The plot above shows the original non-stationary time series with an
upward trend with breaks, along with the fitted piecewise linear trend
(in red) that captures the structural break around July 2020. This
visualization confirms that the piecewise linear regression is
effectively modeling the changing trend in the data, allowing for more
accurate detrending and improved forecasting performance for a model
such as LGBMRegressor that is applied to the detrended series.

``` python
from sklearn.preprocessing import OneHotEncoder
ohe = OneHotEncoder(drop='first', sparse_output=False, handle_unknown="ignore")

# forecasting model incorporating piecewise linear trend
pw_fmodel = ml_forecaster(model=LGBMRegressor(),
              target_col='admissions', lags = 7, cat_variables=cat_variables, trend="linear",
              change_points=ch_points) 
pw_fmodel.fit(train_admit_trend)
pw_forecasts = pw_fmodel.forecast(H=60, exog=test_admit_trend[cat_variables])

# forecasting model incorporating piecewise linear trend
lr_fmodel = ml_forecaster(model=LGBMRegressor(),
              target_col='admissions', lags = 7, cat_variables=cat_variables, trend="linear")
lr_fmodel.fit(train_admit_trend)
lr_forecasts = lr_fmodel.forecast(H=60, exog=test_admit_trend[cat_variables])


# Forecast using differencing to remove the trend
diff_fmodel = ml_forecaster(model=LGBMRegressor(),
              target_col='admissions', lags = 7, cat_variables=cat_variables, difference=1)
diff_fmodel.fit(train_admit_trend)
diff_forecasts = diff_fmodel.forecast(H=60, exog=test_admit_trend[cat_variables])

# plot the forecast and actuals
plt.figure(figsize=(12, 6))
plt.plot(train_admit_trend.index[-120:], train_admit_trend['admissions'][-120:], label='Train')
plt.plot(test_admit_trend.index, test_admit_trend['admissions'], label='Test')
plt.plot(test_admit_trend.index, pw_forecasts, label='LightGBM Forecast with Piecewise Linear Trend')
plt.plot(test_admit_trend.index, lr_forecasts, label='LightGBM Forecast with Linear Trend')
plt.plot(test_admit_trend.index, diff_forecasts, label='LightGBM Forecast with Differencing')
plt.title('LightGBM Forecast with Piecewise Linear Trend')
plt.xlabel('Date')
plt.ylabel('Admissions')
plt.legend()
plt.show()
```

![](02_stationarity_detrending_files/figure-commonmark/cell-14-output-1.png)

From the plot above, we can see that the piecewise linear regression
captures the future trend more accurately than both the global linear
trend and differencing.

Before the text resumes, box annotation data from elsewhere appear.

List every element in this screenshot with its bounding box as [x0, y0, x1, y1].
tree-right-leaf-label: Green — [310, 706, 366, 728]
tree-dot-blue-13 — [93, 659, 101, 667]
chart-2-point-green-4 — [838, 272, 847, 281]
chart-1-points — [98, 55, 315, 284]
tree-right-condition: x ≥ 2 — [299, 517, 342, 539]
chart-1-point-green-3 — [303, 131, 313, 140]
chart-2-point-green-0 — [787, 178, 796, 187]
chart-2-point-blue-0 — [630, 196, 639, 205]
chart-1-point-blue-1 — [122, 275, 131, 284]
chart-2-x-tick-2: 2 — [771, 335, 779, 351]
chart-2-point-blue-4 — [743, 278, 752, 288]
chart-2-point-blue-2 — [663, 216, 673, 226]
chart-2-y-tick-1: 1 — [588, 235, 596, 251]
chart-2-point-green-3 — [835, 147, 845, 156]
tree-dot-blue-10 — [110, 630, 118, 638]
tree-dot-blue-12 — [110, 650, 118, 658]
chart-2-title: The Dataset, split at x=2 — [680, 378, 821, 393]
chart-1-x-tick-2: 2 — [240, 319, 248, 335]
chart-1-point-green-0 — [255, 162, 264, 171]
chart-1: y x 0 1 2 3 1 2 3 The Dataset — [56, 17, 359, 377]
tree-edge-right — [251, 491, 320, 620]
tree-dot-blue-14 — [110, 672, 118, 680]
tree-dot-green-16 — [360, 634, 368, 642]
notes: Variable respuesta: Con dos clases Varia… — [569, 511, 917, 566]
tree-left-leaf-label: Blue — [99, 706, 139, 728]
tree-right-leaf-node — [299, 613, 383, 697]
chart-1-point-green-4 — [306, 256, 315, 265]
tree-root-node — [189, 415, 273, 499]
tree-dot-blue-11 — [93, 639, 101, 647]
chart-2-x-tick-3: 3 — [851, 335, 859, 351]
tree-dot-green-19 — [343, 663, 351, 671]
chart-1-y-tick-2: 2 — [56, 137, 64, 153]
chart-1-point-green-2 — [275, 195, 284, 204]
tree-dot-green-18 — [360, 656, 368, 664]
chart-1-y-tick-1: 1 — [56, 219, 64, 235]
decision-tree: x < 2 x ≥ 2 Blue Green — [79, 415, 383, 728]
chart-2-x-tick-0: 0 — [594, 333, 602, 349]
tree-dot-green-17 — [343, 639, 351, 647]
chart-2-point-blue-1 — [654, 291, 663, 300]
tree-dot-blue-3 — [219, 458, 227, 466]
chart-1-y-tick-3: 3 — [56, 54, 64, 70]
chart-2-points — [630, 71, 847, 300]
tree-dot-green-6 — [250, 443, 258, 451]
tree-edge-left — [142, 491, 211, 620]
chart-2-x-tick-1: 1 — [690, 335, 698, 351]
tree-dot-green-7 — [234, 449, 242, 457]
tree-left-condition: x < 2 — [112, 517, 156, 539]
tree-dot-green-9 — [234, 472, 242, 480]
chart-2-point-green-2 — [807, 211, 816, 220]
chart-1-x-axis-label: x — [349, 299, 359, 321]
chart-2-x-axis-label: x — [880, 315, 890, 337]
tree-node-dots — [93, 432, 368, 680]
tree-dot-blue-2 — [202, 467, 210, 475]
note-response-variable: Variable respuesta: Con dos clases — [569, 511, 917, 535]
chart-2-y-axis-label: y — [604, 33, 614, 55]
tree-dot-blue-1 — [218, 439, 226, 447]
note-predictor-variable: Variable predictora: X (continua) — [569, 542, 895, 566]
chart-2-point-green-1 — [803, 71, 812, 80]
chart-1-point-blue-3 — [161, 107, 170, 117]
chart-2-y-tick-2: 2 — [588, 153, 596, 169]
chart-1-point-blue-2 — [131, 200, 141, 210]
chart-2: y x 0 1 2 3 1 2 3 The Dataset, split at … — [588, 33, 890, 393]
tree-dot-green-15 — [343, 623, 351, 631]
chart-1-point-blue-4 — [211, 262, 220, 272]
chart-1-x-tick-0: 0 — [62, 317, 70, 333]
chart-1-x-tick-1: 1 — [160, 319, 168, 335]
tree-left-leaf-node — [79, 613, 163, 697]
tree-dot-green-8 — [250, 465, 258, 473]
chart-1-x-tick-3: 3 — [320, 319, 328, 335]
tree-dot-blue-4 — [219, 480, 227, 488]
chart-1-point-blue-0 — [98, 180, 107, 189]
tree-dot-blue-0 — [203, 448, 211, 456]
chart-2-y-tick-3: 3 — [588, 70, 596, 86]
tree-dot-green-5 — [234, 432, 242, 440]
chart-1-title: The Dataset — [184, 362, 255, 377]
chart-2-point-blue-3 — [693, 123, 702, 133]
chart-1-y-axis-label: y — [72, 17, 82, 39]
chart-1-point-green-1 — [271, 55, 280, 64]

The piecewise linear trend (in green) closely
follows future values of the series, while the global linear trend (in
red) overestimates the future trend, and the differenced series (in
purple) underestimates it. This highlights the importance of using
piecewise linear regression for detrending when there are structural
breaks in the data, as it allows for more accurate modeling of the
underlying trend and improved forecasting performance.